Cecile Kutschuk, who had studied photojournalism at the Rhine University, emigrated to the United States in 1935, and started a photo agency in New York City called Pix, Inc. She gave Jerry his first camera, a Rolleiflex. Cecile Kutschuk put him to work in the Pix darkroom, where he apprenticed with photographers Alfred Eisenstaedt, George Karger, and others. In 1945, on V-Day in New York, Jerry Cooke apprenticed with Eisenstaedt when “Eisie” photographed the iconic image of the nurse and sailor kissing in Times Square.
Cooke had several cover stories in LIFE between the forties and sixties, including LIFE En Espanol. He also did regular work for Fortune, Colliers, Time, Sport’s Illustrated and European Publications. In 1948, Cooke, Robert Capa, and Tim Gidal traveled to Israel to photograph the new state for the book, This Is Israel, written by I. F. Stone.
In 1950, Fortune’s Art Director Leo Lionni hired Cooke to document Milwaukee factories. Cooke spent the entire summer visiting and photographing 26 factories. Cooke considered this essay an “epic effort,” photographing in both color and black & white.
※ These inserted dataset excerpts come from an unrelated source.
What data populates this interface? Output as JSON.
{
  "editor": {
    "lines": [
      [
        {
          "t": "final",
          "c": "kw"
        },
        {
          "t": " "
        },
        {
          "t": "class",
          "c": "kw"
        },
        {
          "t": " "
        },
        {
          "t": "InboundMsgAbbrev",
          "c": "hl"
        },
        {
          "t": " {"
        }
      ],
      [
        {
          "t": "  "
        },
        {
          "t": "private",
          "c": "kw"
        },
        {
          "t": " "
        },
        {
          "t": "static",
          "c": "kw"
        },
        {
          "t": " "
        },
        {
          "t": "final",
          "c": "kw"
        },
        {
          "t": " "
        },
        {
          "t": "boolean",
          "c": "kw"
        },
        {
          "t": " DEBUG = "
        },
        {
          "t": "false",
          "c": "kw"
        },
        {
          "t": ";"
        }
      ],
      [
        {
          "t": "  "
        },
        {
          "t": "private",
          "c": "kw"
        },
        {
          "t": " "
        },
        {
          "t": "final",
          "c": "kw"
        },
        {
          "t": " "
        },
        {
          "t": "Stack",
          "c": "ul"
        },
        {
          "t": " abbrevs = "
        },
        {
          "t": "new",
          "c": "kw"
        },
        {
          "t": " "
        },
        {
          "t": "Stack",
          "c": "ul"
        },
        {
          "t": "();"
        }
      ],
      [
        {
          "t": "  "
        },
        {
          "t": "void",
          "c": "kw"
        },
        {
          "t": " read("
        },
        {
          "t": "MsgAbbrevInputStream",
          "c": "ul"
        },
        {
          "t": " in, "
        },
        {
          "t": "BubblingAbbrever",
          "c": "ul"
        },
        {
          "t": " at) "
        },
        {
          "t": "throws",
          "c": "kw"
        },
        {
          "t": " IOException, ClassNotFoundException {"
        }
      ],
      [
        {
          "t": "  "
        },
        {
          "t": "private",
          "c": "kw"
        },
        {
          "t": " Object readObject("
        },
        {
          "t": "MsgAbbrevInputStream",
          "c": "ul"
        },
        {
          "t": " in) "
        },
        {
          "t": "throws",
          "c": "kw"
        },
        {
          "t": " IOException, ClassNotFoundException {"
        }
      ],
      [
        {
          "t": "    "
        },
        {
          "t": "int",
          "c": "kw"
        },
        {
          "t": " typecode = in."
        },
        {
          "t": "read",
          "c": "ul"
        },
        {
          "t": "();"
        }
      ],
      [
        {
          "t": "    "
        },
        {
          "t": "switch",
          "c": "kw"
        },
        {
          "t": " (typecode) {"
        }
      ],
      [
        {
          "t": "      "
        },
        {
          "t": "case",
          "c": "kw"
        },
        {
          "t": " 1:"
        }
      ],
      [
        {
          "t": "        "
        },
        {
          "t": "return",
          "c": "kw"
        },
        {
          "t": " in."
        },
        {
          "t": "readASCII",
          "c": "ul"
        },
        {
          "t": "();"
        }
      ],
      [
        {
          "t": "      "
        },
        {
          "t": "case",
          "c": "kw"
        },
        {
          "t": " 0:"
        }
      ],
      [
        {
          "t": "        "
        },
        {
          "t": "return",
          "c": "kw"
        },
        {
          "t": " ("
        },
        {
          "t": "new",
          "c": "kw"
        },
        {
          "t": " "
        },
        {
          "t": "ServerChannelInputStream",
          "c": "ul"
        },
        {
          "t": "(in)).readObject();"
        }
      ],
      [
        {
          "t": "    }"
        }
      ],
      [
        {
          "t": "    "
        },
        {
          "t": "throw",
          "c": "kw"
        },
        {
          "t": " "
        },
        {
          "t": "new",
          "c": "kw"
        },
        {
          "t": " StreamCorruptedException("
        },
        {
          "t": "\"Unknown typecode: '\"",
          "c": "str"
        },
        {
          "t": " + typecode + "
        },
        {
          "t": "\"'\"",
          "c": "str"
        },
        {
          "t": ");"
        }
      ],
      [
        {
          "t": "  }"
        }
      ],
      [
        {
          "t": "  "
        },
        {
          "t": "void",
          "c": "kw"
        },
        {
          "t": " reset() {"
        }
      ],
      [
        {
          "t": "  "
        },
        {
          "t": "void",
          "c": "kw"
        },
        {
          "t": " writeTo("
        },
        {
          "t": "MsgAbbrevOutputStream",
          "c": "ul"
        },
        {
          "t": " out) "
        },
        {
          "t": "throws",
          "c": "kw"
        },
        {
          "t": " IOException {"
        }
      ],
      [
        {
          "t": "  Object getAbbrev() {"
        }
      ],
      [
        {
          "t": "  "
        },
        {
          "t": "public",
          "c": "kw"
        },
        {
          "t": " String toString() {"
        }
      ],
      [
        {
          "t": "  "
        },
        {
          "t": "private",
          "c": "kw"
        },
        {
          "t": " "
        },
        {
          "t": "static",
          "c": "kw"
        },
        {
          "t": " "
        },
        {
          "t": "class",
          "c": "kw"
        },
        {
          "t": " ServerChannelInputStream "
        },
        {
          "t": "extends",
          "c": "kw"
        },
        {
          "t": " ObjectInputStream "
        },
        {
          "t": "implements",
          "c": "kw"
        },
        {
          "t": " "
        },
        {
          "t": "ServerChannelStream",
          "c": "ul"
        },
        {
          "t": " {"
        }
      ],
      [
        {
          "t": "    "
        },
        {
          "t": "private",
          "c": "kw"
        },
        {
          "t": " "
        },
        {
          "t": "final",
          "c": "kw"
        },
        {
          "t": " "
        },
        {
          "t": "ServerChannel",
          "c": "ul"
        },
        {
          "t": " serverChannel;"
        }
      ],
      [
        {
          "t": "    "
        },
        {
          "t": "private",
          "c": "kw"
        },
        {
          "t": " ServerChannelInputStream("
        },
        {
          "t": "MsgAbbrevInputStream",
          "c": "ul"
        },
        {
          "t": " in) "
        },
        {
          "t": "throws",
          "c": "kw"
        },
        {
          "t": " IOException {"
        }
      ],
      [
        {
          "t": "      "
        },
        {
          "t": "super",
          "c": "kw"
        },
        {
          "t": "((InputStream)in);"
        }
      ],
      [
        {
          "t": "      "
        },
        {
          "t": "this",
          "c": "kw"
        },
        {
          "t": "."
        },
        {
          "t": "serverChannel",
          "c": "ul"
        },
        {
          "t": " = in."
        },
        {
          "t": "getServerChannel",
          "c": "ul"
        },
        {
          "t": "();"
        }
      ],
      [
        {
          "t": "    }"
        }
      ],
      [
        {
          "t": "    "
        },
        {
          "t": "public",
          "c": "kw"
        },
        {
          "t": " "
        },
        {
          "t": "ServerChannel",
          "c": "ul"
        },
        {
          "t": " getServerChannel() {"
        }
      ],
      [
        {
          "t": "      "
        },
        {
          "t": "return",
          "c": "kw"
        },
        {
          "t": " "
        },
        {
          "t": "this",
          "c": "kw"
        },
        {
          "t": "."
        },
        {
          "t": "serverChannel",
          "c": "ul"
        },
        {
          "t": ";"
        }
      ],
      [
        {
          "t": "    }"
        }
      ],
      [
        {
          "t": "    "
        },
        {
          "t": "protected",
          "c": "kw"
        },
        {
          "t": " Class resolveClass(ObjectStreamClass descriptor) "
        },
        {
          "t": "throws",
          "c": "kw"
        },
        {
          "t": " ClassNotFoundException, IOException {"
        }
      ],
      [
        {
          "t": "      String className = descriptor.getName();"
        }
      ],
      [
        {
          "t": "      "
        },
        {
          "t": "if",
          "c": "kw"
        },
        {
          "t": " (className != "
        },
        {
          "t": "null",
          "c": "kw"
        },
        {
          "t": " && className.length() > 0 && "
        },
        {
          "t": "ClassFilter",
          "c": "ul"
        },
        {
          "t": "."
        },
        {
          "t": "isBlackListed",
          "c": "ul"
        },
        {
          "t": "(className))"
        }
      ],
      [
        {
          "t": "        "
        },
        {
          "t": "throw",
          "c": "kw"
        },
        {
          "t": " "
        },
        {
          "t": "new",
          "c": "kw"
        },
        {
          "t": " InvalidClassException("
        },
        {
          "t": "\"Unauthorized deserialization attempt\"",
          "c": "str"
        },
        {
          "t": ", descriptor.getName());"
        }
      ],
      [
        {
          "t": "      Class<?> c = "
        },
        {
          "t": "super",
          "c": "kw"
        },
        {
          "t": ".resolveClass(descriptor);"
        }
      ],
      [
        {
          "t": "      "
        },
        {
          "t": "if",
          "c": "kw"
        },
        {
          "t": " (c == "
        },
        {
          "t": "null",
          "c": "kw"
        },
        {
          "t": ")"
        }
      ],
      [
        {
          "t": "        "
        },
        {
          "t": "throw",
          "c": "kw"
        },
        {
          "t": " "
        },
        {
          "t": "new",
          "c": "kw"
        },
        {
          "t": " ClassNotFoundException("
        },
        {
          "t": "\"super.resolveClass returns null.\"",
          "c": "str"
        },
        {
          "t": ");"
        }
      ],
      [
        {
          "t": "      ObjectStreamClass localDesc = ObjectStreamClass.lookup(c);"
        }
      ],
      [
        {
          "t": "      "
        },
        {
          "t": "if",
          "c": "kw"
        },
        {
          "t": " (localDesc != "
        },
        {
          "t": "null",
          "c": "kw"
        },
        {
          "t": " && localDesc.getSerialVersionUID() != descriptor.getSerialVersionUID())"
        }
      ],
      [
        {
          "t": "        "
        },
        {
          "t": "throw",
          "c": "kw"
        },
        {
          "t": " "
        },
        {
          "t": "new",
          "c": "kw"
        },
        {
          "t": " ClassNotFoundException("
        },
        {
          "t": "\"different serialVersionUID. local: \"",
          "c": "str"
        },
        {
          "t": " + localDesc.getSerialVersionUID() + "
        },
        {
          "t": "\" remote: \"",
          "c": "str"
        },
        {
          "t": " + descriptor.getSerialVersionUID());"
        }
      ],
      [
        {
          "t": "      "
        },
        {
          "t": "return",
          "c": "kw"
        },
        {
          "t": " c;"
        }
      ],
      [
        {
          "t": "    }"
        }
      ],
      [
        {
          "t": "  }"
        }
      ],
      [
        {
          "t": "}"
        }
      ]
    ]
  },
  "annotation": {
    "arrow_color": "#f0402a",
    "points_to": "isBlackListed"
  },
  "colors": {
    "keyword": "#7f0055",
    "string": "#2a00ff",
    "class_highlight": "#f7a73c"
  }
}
The article, “Made in Milwaukee,” appeared in November 1950.
A founding member of the Society of Magazine Photographers, now called the American Society of Media Photographers, Jerry Cooke served as ASMP president from 1951- 1952. During his presidency, ASMP News became a magazine and was licensed by the State of New York to act as a Labor Union.
The award-winning photo “Ohio Insane Asylum” and other photographs of Cooke’s were selected for the international exhibition, The Family of Man, 1955 curated by Edward Steichen for The Museum of Modem Art. Keith Davis and Donald Hall called Cooke’s contribution “one of the periods most influential bodies of work” – The American Century of Photography.
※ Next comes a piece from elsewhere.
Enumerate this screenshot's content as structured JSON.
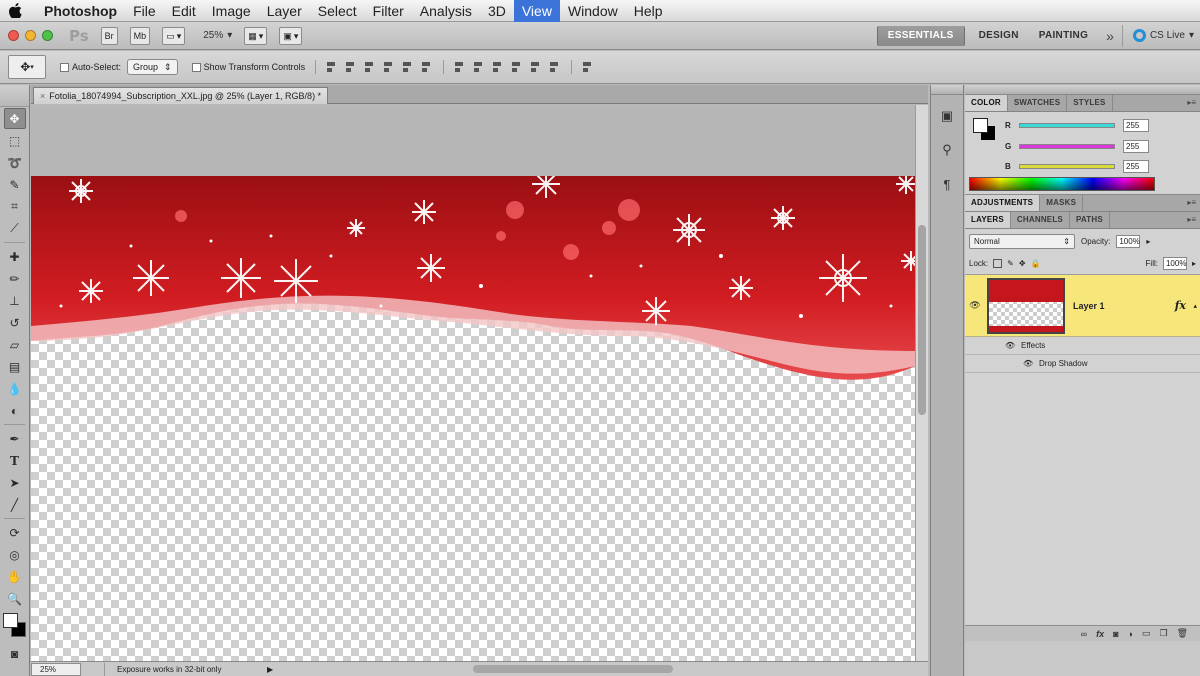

In 1956, Cooke was one of the first westerners permitted to photograph in post-Stalin Russia. After reading the book “Dr. Zhivago” Cooke decided to visit its author. He found Boris Pastemak in his garden and gave him the book. He stayed for the day and took lots of photos of the writer, his wife and his dog. Soon after, Pasternak was awarded the Nobel Prize.
Photographers Bradley Smith and Jerry Cooke founded the picture agency, Animals Animals In 1969. The agency was sold in the late 1970′s and renamed Animals, Animals / Earth Scenes, www.animalsanimals.com.
During the late 1980s, Cooke traveled to and photographed the conditions of major over populated cities. His photographs were published in The Exploding City in 1989 by the United Nations.
Jerry Cooke shot 47 covers for Sports Illustrated, including many from the early days starting in 1954. Cooke was the Director of Photography for Sports Illustrated in 1974.
Jerry Cooke spoke five languages, visited five continents and well over a hundred countries. He has photographed 16 Olympics and 42 Kentucky Derbys. Jerry Cooke passed away, October 27, 2005.